Consumer PR: Microsoft Kinect Luke Warm Or Hot
That was quick. After days of glorious awe and wonder at the Entertainment Expo (E3) this week, Microsoft’s Kinect already has begun to lose its new car smell. The motion-sensing camera for Xbox 360 promised to take video-gaming to new heights, getting rid of game controllers and wrist-band wands all together. A lot of people seemed to get excited about the new potential this held for gaming, but can Microsoft actually deliver on its new and hopeful promises?
Not according to PCWorld. They posted an article that outlines some of the many problems with Microsoft’s Kinect, primarily focusing on the lack of sophisticated games that use the new camera-based motion sensor. I haven’t had the pleasure of trying it out for myself, but I can imagine that the early games would be more basic. The technology is new, and there’s a bit of a learning curve, for both Microsoft and gamers.
Nevertheless, the missing sophistication of Microsoft Kinect games is negligible in the grand scheme of things. Microsoft will continue to improve Kinect (from all sides), and other game consoles and developers will continue to innovate their own full-body game control capabilities, expanding the industry and its consumer features all together.

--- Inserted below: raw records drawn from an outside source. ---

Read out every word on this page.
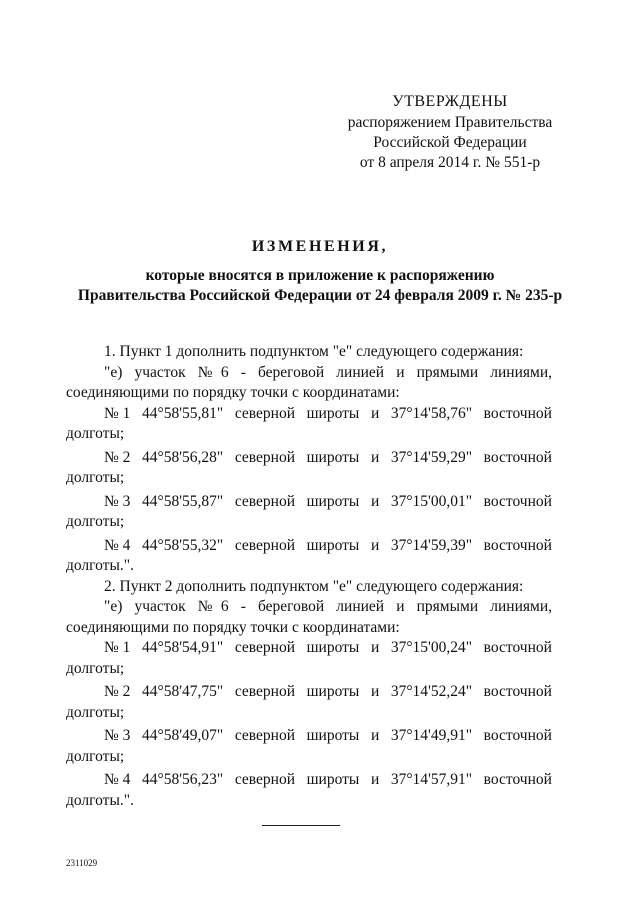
УТВЕРЖДЕНЫ
распоряжением Правительства
Российской Федерации
от 8 апреля 2014 г. № 551-р
ИЗМЕНЕНИЯ,
которые вносятся в приложение к распоряжению
Правительства Российской Федерации от 24 февраля 2009 г. № 235-р

1. Пункт 1 дополнить подпунктом "е" следующего содержания:

"е) участок №6 - береговой линией и прямыми линиями,

соединяющими по порядку точки с координатами:

№ 1 44°58'55,81" северной широты и 37°14'58,76" восточной
долготы;
№ 2 44°58'56,28" северной широты и 37°14'59,29" восточной
долготы;
№ 3 44°58'55,87" северной широты и 37°15'00,01" восточной
долготы;
№ 4 44°58'55,32" северной широты и 37°14'59,39" восточной
долготы.".

2. Пункт 2 дополнить подпунктом "е" следующего содержания:

"е) участок №6 - береговой линией и прямыми линиями,

соединяющими по порядку точки с координатами:

№ 1 44°58'54,91" северной широты и 37°15'00,24" восточной
долготы;
№ 2 44°58'47,75" северной широты и 37°14'52,24" восточной
долготы;
№ 3 44°58'49,07" северной широты и 37°14'49,91" восточной
долготы;
№ 4 44°58'56,23" северной широты и 37°14'57,91" восточной
долготы.".
2311029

In the meantime, more and more people begin to realize the issues surrounding Kinect for Xbox 360, like the amount of noise the kids will make, jumping, stomping and running as they control their game characters. There’s two ways to look at that–let them be more active with these types of video games, or send them outside to play. You know, in the real world.
Microsoft Kinect may not have won the hearts of hardcore gamers, but I’m positive that’s not the short-term goal either. Nintendo Wii had a similar drudge with its initial adoption, releasing a handful of games that focused on a few primary movements. With Microsoft Kinect, the product is geared towards the same type of audience, which mainly includes women and children.
Expanding on its current market is a necessary growth strategy for all the major game console manufacturers, particularly as their systems become more integrated with home entertainment products, the web and a number of other social components. With Microsoft Kinect in particular, the long-term goal is to leverage Kinect in order to reach and connect users in multiple ways. Kinect will be used to control your media library, video chat with friends, and get leaderboard updates on your Microsoft Kin cell phone (we’re marketing towards kids, remember?).
So instead of a wholly revolutionary gaming system, we got something that looked a lot cooler before we got up close. But that’s OK, because it can only improve from here. As long as we remember what Microsoft’s real objectives are, and that heavily involves getting more types of people involved in social and interactive gaming.
Waggener Edstrom (WE) is handling all media and public relations on Microsoft Kinect.